Бабом они называли бригадира. Фамилия его была Бабич. Он производил ее от какого-то славного предка.

– Он что же, разбирается, хозяин?

– Наверно, раз торгует.

– Вот видишь, у него в руках формы тонкой работы, у тебя кетмень. Почему? А ведь ты не моложе его. Он имеет дело с информацией, причем не сам ее получает, присоединяя новую к старой, но всего только обращает на рынке, крутит колесо отношений. Провернул движением языка – посыпались деньги. Мы приставлены к массе, находимся у начала координат. Он силою своего ума отнесен к окрестности.

– Это ловкость, никакая не сила, – угрюмо поправил Фай.

– Причем отнесен к ее глубине. Баб занимает середину радиуса.

– Какую середину! Есть несколько мелких подрядов. Этот вот закончим, опять начнутся простои. Будем чистить подвалы, носить раствор под стяжку где-нибудь за городом.

– Как влияют спутники, – продолжал Максим. – Ты ведь спрашивал.

– Влияют через расстояния. – Фай холодно улыбнулся.

Холод возникал из-за легкой асимметрии лица. Правая сторона – он был правша – шевельнула угол рта, левая осталась неподвижна. Максим давно обратил внимание: в открытой улыбке не было перекоса лицевых мышц. С возрастом у многих людей рот заметно провисал тем самым углом, который чаще прикасался ко лжи и сомнению.

– Ты меня не понял, – возразил он улыбке. – Битый час толкую об информации, она вложена в расстояние, через него и действует. Здесь работает правило рычага.

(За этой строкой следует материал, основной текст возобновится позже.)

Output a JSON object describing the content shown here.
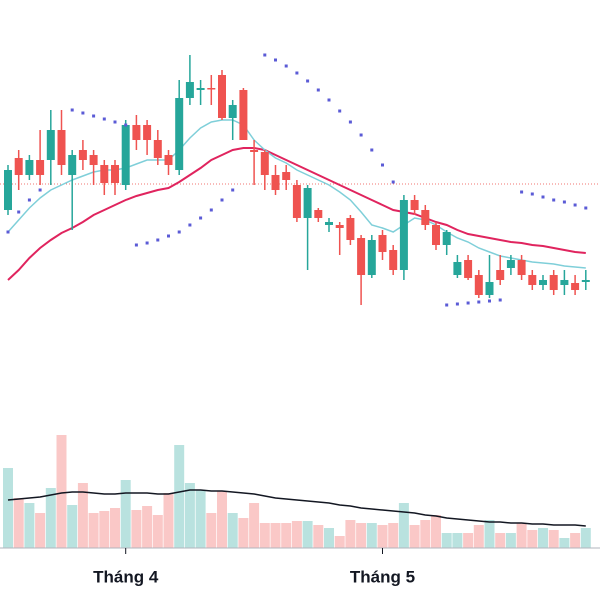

Скажи мне, чему равен момент силы?

– Ее произведению на плечо.

– Ну вот, плечо – радиус, соединяющий Солнце с той самой ступенью окрестности, которую занимает спутник. Однако не радиус создает момент, а вложенная в него информация.

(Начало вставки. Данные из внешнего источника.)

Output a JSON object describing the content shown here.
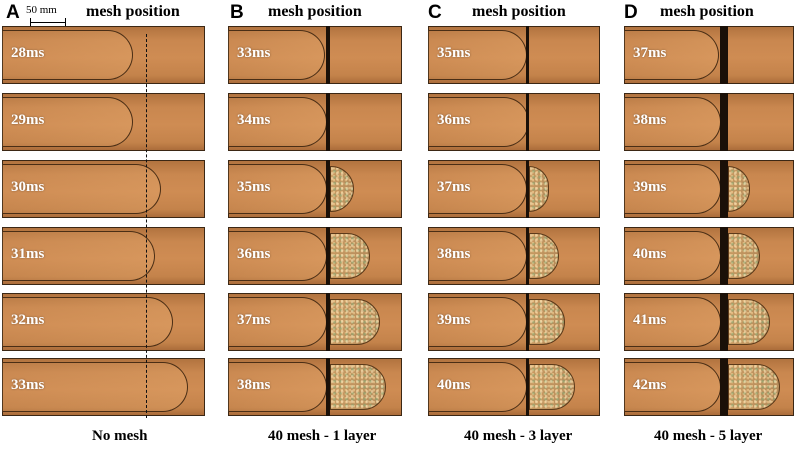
{
  "scale_label": "50 mm",
  "colors": {
    "mesh_marker": "#e81c1c",
    "frame": "#cf8c53",
    "mesh": "#1a1008"
  },
  "panels": [
    {
      "letter": "A",
      "title": "mesh position",
      "caption": "No mesh",
      "has_mesh": false,
      "frames": [
        {
          "time": "28ms"
        },
        {
          "time": "29ms"
        },
        {
          "time": "30ms"
        },
        {
          "time": "31ms"
        },
        {
          "time": "32ms"
        },
        {
          "time": "33ms"
        }
      ]
    },
    {
      "letter": "B",
      "title": "mesh position",
      "caption": "40 mesh - 1 layer",
      "has_mesh": true,
      "frames": [
        {
          "time": "33ms"
        },
        {
          "time": "34ms"
        },
        {
          "time": "35ms"
        },
        {
          "time": "36ms"
        },
        {
          "time": "37ms"
        },
        {
          "time": "38ms"
        }
      ]
    },
    {
      "letter": "C",
      "title": "mesh position",
      "caption": "40 mesh - 3 layer",
      "has_mesh": true,
      "frames": [
        {
          "time": "35ms"
        },
        {
          "time": "36ms"
        },
        {
          "time": "37ms"
        },
        {
          "time": "38ms"
        },
        {
          "time": "39ms"
        },
        {
          "time": "40ms"
        }
      ]
    },
    {
      "letter": "D",
      "title": "mesh position",
      "caption": "40 mesh - 5 layer",
      "has_mesh": true,
      "frames": [
        {
          "time": "37ms"
        },
        {
          "time": "38ms"
        },
        {
          "time": "39ms"
        },
        {
          "time": "40ms"
        },
        {
          "time": "41ms"
        },
        {
          "time": "42ms"
        }
      ]
    }
  ]
}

– Ты что же, отрицаешь пространство?

– Покажи его, – возразил Максим.

– Да вот оно, всюду, мы в нем находимся. – Фай свободной рукой указывал в разные стороны.

– Это все воздух.

– Хорошо, дальше воздуха. Какая-нибудь сфера. Не знаю: тропо-мезо-экзо.

– Чем дальше от поверхности, тем слой становится более разреженным, но ты не найдешь места без всякого слоя вообще. Да, конечно, состав меняется. Вблизи планет один, между ними другой. Еще дальше третий, все тоньше и тоньше. Ни пощупать, ни увидеть, и, может быть, только по запаху догадаешься, какой из них перед тобой.

– Пахнут? – спросил Фай.

– Слои, – повторил Максим, – от центра ядра чем дальше, тем легче: жидкость, газ, корпускулы, поля. Тяжелые и мутные сферы сменяются прозрачными и почти бесплотными, но материя нигде не прекращается. Наоборот, от самой малой рассеянной и неуловимой вдруг начинает сгущаться, пока не станет новым ядром. Где тут пространство?

– Все то, что ты перечислил.

– Нет, это сферы, одна в другой. Топографическая карта расписана горизонталями. Чем выше местность, тем гуще горизонтали. На равнинах они раздвинуты широко. Вот модель так называемого пространства. Сжатие и растяжение, но не пространства, а вещества. При этом сжатие совпадает с накоплением массы. Сборка и сгущение материи направляют ее развитие внутрь. Там происходит главное. С внешней стороны она выглядит малоподвижной и информационно пустой. Разрежение есть, напротив, источник всех различий и любой комбинаторики. Мир представлен совокупностью сфер. Все они не только единственны в своем роде как целое, но и внутри каждой нет одинаковых точек. Любая точка определяется двойной характеристикой: массой и информацией. Первая говорит о материальном субстрате, вторая о его движении. Устройство сфер или слоев таково, что в центре лежит ядро, на периферии собраны элементы качества. Их взаимодействие рождает богатство системы.